I laughed. ‘Why do you say that?’
‘She was telling everybody that she was his daughter,’ she said, a little hotly. ‘Well, that’s just not true. On top of that she was telling everybody not to risk their lives by flying in to help Captain Pascoe.’
‘She came to tell me that,’ I said. ‘But she’s his daughter all right. At least, I think she is.’
She stared at me. ‘How can that be?’ And then she said, ‘At least …’ She stopped.
‘He was married a long time ago,’ I said. ‘In the last year of the First War. His wife was an actress and she left him and went over to America. She divorced him there, at Reno. But I think there was a daughter.’
‘That’s right,’ she said slowly. ‘There was.’
‘There’s a photograph here,’ I remarked. I put my cup down and got up, and showed her the photograph of Johnnie and Judy in front of the rotary-engined fighter. ‘I think that was his wife.’
She glanced over her shoulder at it, but she did not get up; she had evidently seen it before. ‘That’s right,’ she said. ‘It didn’t last for long.’ There was a pause, and then she said, ‘He was so terribly young.’
I went back to my chair. ‘I don’t suppose he was much more than twenty-one.’
She nodded. ‘Anyway,’ she remarked with some satisfaction, ‘Dr Turnbull tore her off a strip all right, in front of everyone.’

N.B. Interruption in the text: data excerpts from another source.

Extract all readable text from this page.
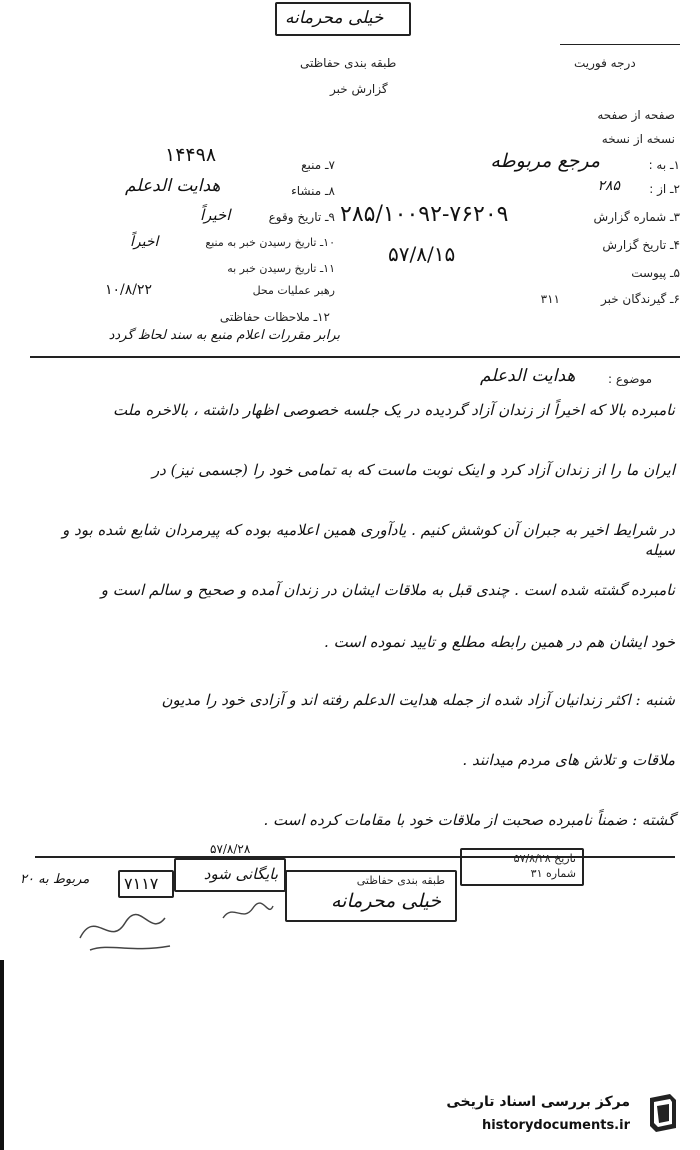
خیلی محرمانه
طبقه بندی حفاظتی
گزارش خبر
درجه فوریت
صفحه از صفحه
نسخه از نسخه
۱ـ به :
مرجع مربوطه
۲ـ از :
۲۸۵
۳ـ شماره گزارش
۲۸۵/۱۰۰۹۲-۷۶۲۰۹
۴ـ تاریخ گزارش
۵۷/۸/۱۵
۵ـ پیوست
۶ـ گیرندگان خبر
۳۱۱
۷ـ منبع
۱۴۴۹۸
۸ـ منشاء
هدایت الدعلم
۹ـ تاریخ وقوع
اخیراً
۱۰ـ تاریخ رسیدن خبر به منبع
اخیراً
۱۱ـ تاریخ رسیدن خبر به
رهبر عملیات محل
۱۰/۸/۲۲
۱۲ـ ملاحظات حفاظتی
برابر مقررات اعلام منبع به سند لحاظ گردد
موضوع :
هدایت الدعلم
نامبرده بالا که اخیراً از زندان آزاد گردیده در یک جلسه خصوصی اظهار داشته ، بالاخره ملت
ایران ما را از زندان آزاد کرد و اینک نوبت ماست که به تمامی خود را (جسمی نیز) در
در شرایط اخیر به جبران آن کوشش کنیم . یادآوری همین اعلامیه بوده که پیرمردان شایع شده بود و سیله
نامبرده گشته شده است . چندی قبل به ملاقات ایشان در زندان آمده و صحیح و سالم است و
خود ایشان هم در همین رابطه مطلع و تایید نموده است .
شنبه : اکثر زندانیان آزاد شده از جمله هدایت الدعلم رفته اند و آزادی خود را مدیون
ملاقات و تلاش های مردم میدانند .
گشته : ضمناً نامبرده صحبت از ملاقات خود با مقامات کرده است .
تاریخ ۵۷/۸/۲۸
شماره ۳۱
طبقه بندی حفاظتی
خیلی محرمانه
بایگانی شود
۵۷/۸/۲۸
۷۱۱۷
مربوط به ۲۰
مرکز بررسی اسناد تاریخی
historydocuments.ir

I glanced at her. ‘The police sergeant told me something about that, over the telephone. Were you there?’
She nodded, smiling. ‘I’d only just arrived; I landed straight into it. I couldn’t quite make out what it was all about, at first. Dr Turnbull seemed to be in the minority, so I went in with him.’
‘The others were all saying that it was too dangerous?’
‘That’s right. The woman didn’t know what she was talking about. She seemed to be just spiteful.’